1927 film by Edward H. Griffith

Afraid to Love is a lost 1927 American silent comedy film directed by Edward H. Griffith and written by Doris Anderson, Francis de Croisset, Fred de Gresac, Alfred Hustwick and Joseph Jackson. The film stars Florence Vidor, Clive Brook, Norman Trevor, Jocelyn Lee and Arthur Lubin. The film was released on April 9, 1927, by Paramount Pictures.

It is based on the 1902 play The Marriage of Kitty by Cosmo Gordon Lennox, a version of the French play La Passerelle by Francis de Croisset and Fred de Gresac. The play was previously adapted into the 1915 film The Marriage of Kitty.

==Synopsis==
When Sir Reginald Belsize's uncle dies he leaves him a fortune on condition that he give up his current unsuitable lover Helen and marry someone else within twenty four hours. Helen agrees to this so long as the woman he picks is less attractive than she is.
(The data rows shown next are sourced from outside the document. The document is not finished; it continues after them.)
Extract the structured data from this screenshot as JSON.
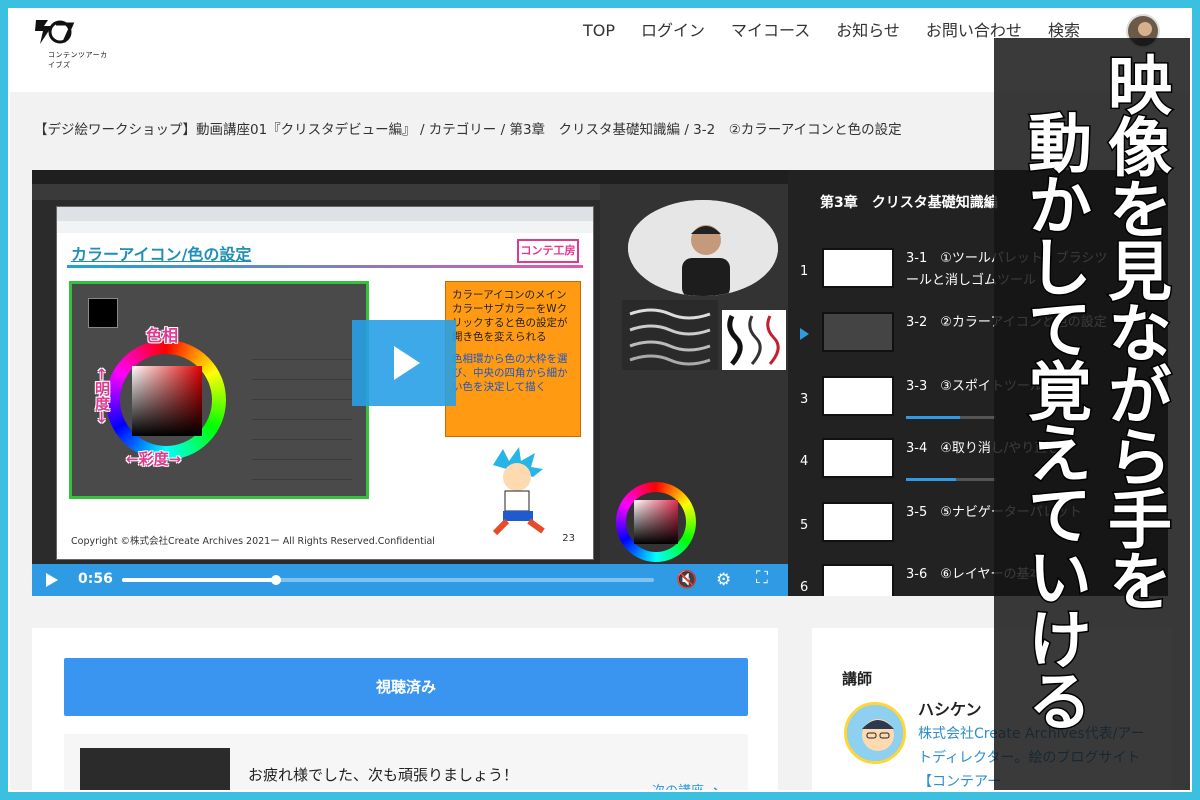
{
  "header": {
    "logo_text": "コンテンツアーカイブズ",
    "nav": [
      "TOP",
      "ログイン",
      "マイコース",
      "お知らせ",
      "お問い合わせ",
      "検索"
    ]
  },
  "breadcrumb": "【デジ絵ワークショップ】動画講座01『クリスタデビュー編』 / カテゴリー / 第3章　クリスタ基礎知識編 / 3-2　②カラーアイコンと色の設定",
  "video": {
    "slide": {
      "title_part1": "カラーアイコン",
      "title_sep": "/",
      "title_part2": "色の設定",
      "logo": "コンテ工房",
      "label_hue": "色相",
      "label_brightness": "←明度→",
      "label_saturation": "←彩度→",
      "orange_text_1": "カラーアイコンのメインカラーサブカラーをWクリックすると色の設定が開き色を変えられる",
      "orange_text_2": "色相環から色の大枠を選び、中央の四角から細かい色を決定して描く",
      "copyright": "Copyright ©株式会社Create Archives 2021ー All Rights Reserved.Confidential",
      "page": "23"
    },
    "time": "0:56",
    "progress": 0.29
  },
  "playlist": {
    "title": "第3章　クリスタ基礎知識編",
    "items": [
      {
        "num": "1",
        "label": "3-1　①ツールパレット、ブラシツールと消しゴムツール",
        "progress": 0
      },
      {
        "num": "",
        "label": "3-2　②カラーアイコンと色の設定",
        "progress": 0
      },
      {
        "num": "3",
        "label": "3-3　③スポイトツール",
        "progress": 0.6
      },
      {
        "num": "4",
        "label": "3-4　④取り消し/やり直し",
        "progress": 0.55
      },
      {
        "num": "5",
        "label": "3-5　⑤ナビゲーターパレット",
        "progress": 0
      },
      {
        "num": "6",
        "label": "3-6　⑥レイヤーの基本",
        "progress": 0
      }
    ]
  },
  "main": {
    "watched_label": "視聴済み",
    "next_message": "お疲れ様でした、次も頑張りましょう！",
    "next_link": "次の講座 ➜"
  },
  "instructor": {
    "heading": "講師",
    "name": "ハシケン",
    "bio": "株式会社Create Archives代表/アートディレクター。絵のブログサイト【コンテアー"
  },
  "banner": {
    "line1": "映像を見ながら手を",
    "line2": "動かして覚えていける"
  }
}
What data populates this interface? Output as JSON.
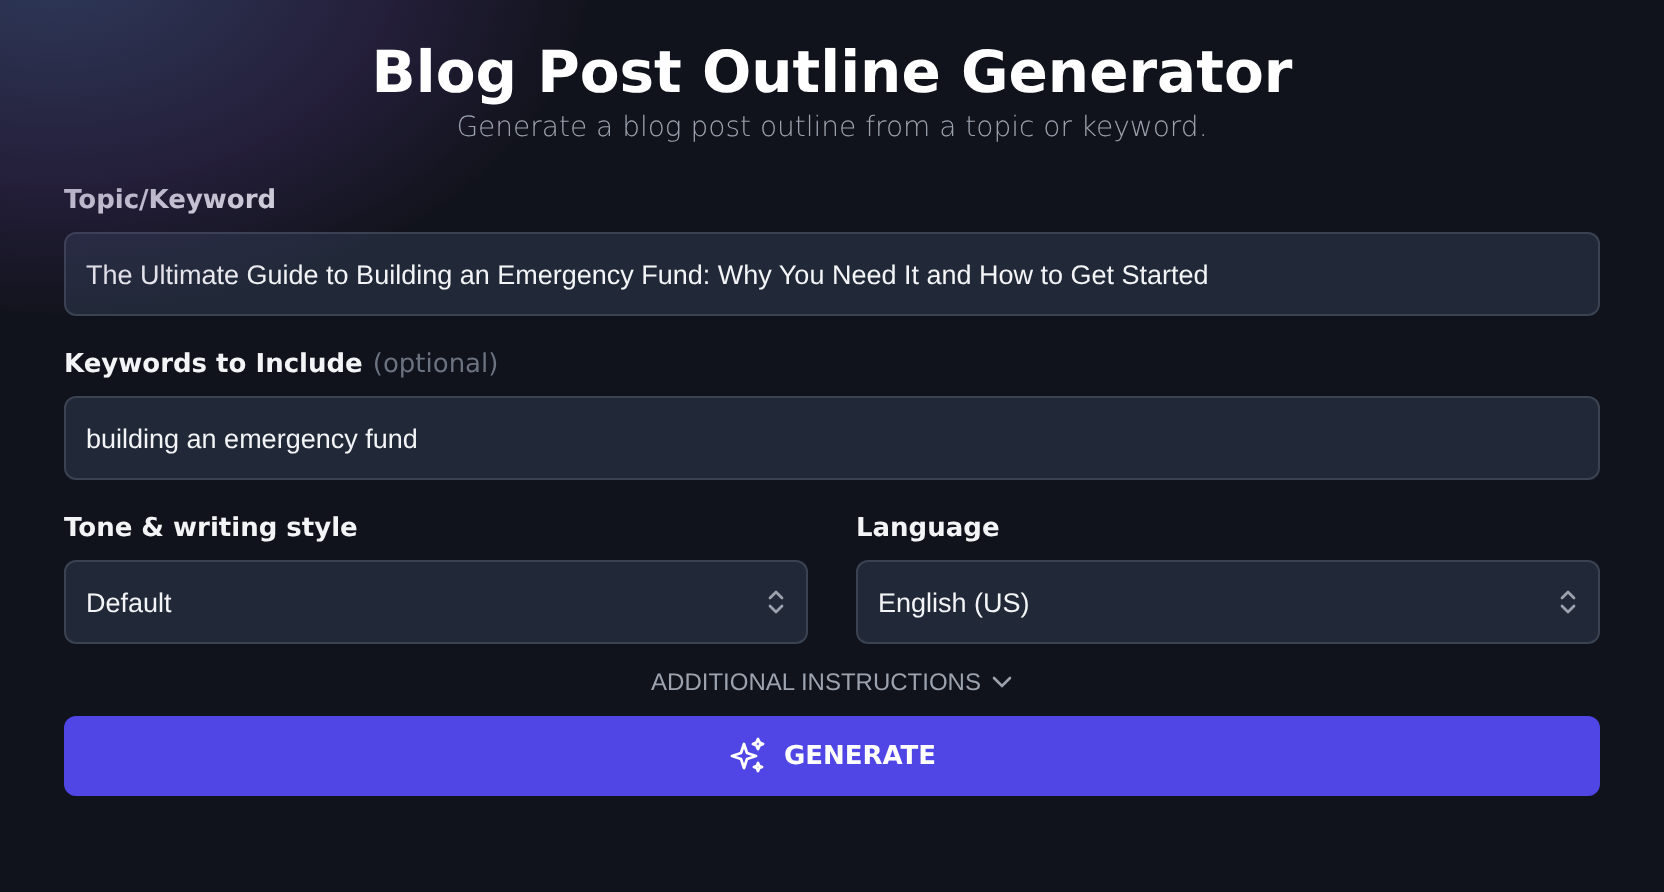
{
  "header": {
    "title": "Blog Post Outline Generator",
    "subtitle": "Generate a blog post outline from a topic or keyword."
  },
  "topic": {
    "label": "Topic/Keyword",
    "value": "The Ultimate Guide to Building an Emergency Fund: Why You Need It and How to Get Started"
  },
  "keywords": {
    "label": "Keywords to Include",
    "hint": "(optional)",
    "value": "building an emergency fund"
  },
  "selects": [
    {
      "label": "Tone & writing style",
      "value": "Default"
    },
    {
      "label": "Language",
      "value": "English (US)"
    }
  ],
  "additional_instructions": {
    "label": "ADDITIONAL INSTRUCTIONS",
    "expanded": false
  },
  "generate_button": {
    "label": "GENERATE"
  }
}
The woman he picks is however beautiful and cultured and he quickly falls in love with her.

== Cast ==
- Florence Vidor as Katherine Silverton
- Clive Brook as Sir Reginald Belsize
- Norman Trevor as John Travers
- Jocelyn Lee as Helen de Semiano
- Arthur Lubin as Rafael

==Preservation status==
With no holdings located in archives, Afraid to Love is now considered a lost film.